Monsanto created "Roundup Ready" crops to withstand its Roundup herbicide (with the active ingredient glyphosate), which it then sells to farmers together with its patented seed, for which it charges farmers a substantial "technology fee." Earlier this year, the Department of Justice announced it had opened a formal investigation into possible anticompetitive practices in Monsanto's use of such patented crops. Growing previous Roundup Ready crops such as soy, cotton, and corn have led to greater use of herbicides. It also has led to the spread of herbicide resistant weeds on millions of acres throughout the United States and other countries where such crops are grown, and contamination of conventional and organic crops, which has been costly to U.S. farmers. There is also evidence that such herbicide-resistant crops may be more susceptible to serious plant diseases.

In an earlier case the court ruled that USDA had violated NEPA by allowing the crop to be commercialized without first preparing an Environmental Impact Statement (EIS). In August the court made any future planting and sale unlawful until USDA complies with federal law. (USDA has said it expects to complete an EIS in spring 2012.) But almost immediately after the ruling, USDA issued permits allowing companies to plant seedlings to produce seed for future Roundup Ready sugar beet crops, even though the crops are still illegal to grow, and no EIS has been prepared. The seed growers rushed to plant the seed crop in Oregon and Arizona, apparently hoping to outrun the legal action to stop it. In this latest case, USDA argued that the seedlings were separate from the rest of the sugar beet crop cycle and had no impact by themselves, but Judge White rejected this. He found that the law requires USDA to analyze the impacts of not only the seedlings, but the rest of the Roundup Ready sugar beet production process as well, before any part of that process can begin.

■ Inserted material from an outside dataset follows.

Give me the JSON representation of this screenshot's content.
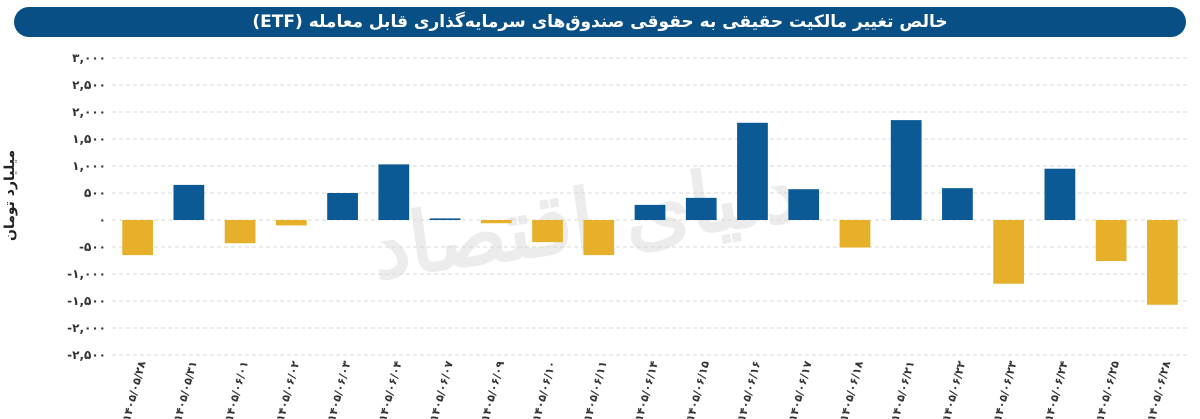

Courts have twice rescinded USDA's approval of biotech crops. The first such crop, Roundup Ready alfalfa, is also illegal to plant, based on the vacating of its deregulation in 2007 pending preparation of an EIS. Although Monsanto appealed that case all the way to the Supreme Court and the High Court set aside part of the relief granted, the full prohibition on its planting - based on the same initial remedy granted here, the vacatur - remains in place.